Schwolow: Keine Frage, als Torwart möchte ich immer zu Null spielen, aber ich ärgere mich jetzt nicht stark über das Gegentor. Am Ende haben wir gewonnen, deshalb war es zu verschmerzen. Aber ich analysiere mein Spiel immer und schaue, ob ich in den Situationen besser hätte coachen oder stehen können. Nach dem Braunschweig-Spiel lag ich aber abends im Bett, mir sind die Szenen nochmal durch den Kopf gegangen. Ich habe mich gefragt, wie dumm wir waren, dieses Spiel so aus der Hand zu geben. Aber am Ende müssen wir einen Strich drunter machen und daraus lernen, um es beim nächsten Mal besser zu machen. 

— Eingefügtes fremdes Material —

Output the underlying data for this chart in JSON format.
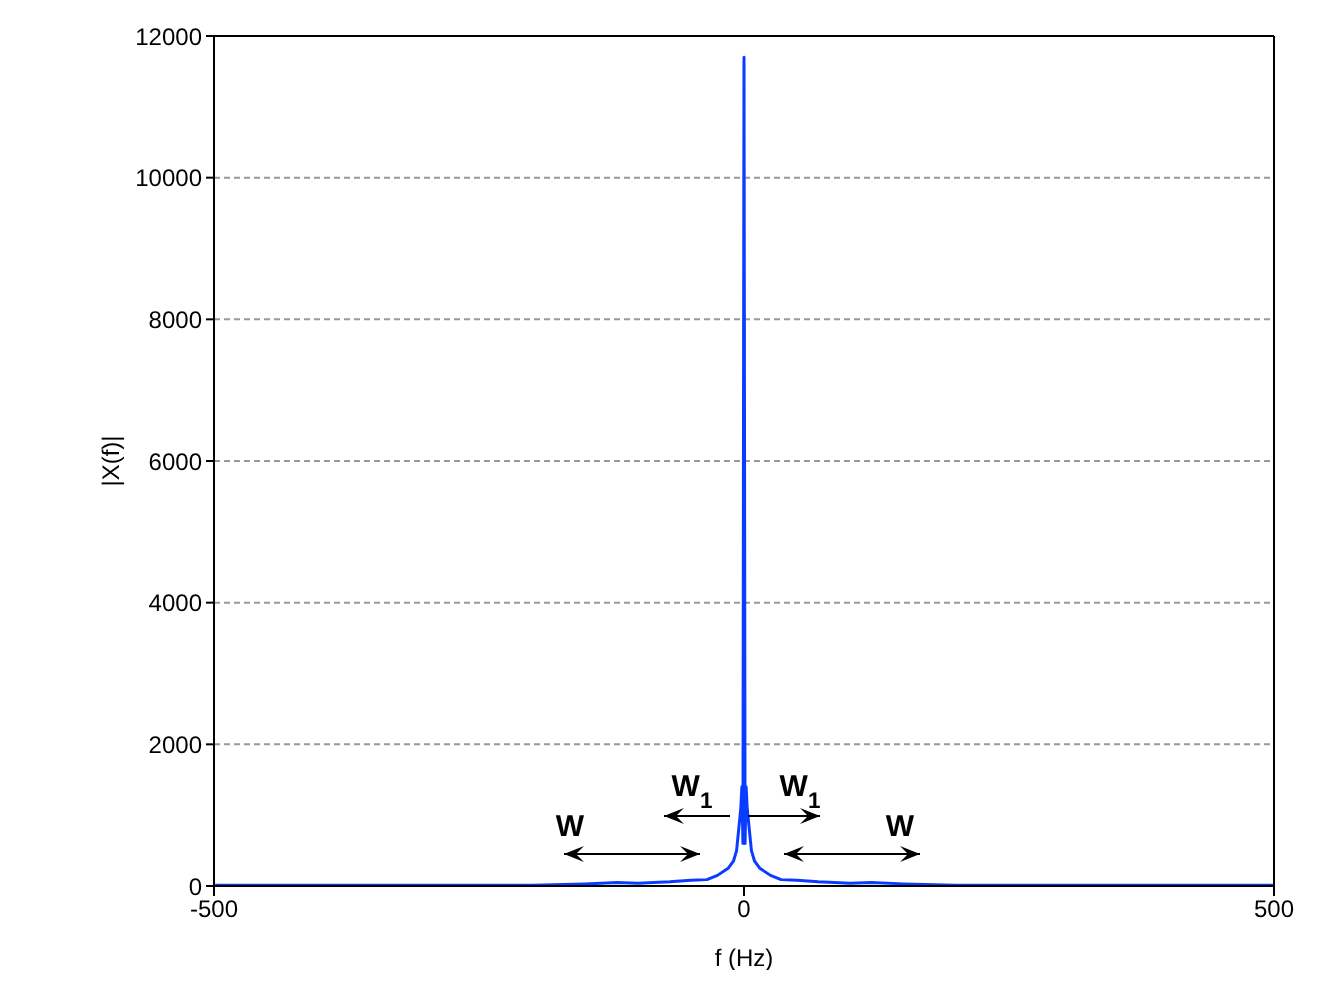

herthabsc.de: Am Freitag (25.09.20, 20:30 Uhr) folgt das erste Heimspiel. Immerhin 5.000 Personen dürfen gegen Eintracht Frankfurt im Olympiastadion dabei sein. Dein Heimdebüt mit der Fahne auf der Brust hättest du dir sicher anders ausgemalt…

Schwolow: Ich freue mich extrem auf das Heimspiel. Auf dem Weg zum Training fahre ich immer auf die Olympischen Ringe zu. Flutlichtspiel am Freitagabend - und dazu auch wieder Fans im Stadion. Das ist ein schönes Gefühl! Es ist erst einmal toll, dass wir wieder vor einem Publikum spielen können. Bei den aktuellen Entwicklungen rund um Corona ist es richtig, dass die Politik immer abwägt, was in dieser Hinsicht möglich ist. Für uns Fußballer verändert sich etwas, wenn Fans dabei sind. Wir spüren wieder einen Heimvorteil und es ist cool, wenn von den Rängen wieder etwas Unterstützung kommt. Das fühlt sich ein bisschen mehr nach Fußball an. Aber klar ist: Die Gesundheit ist das Wichtigste, da muss sich auch der Fußball hintenanstellen und mit aller Vorsicht und mit allem Verständnis reagieren.

Gesagt...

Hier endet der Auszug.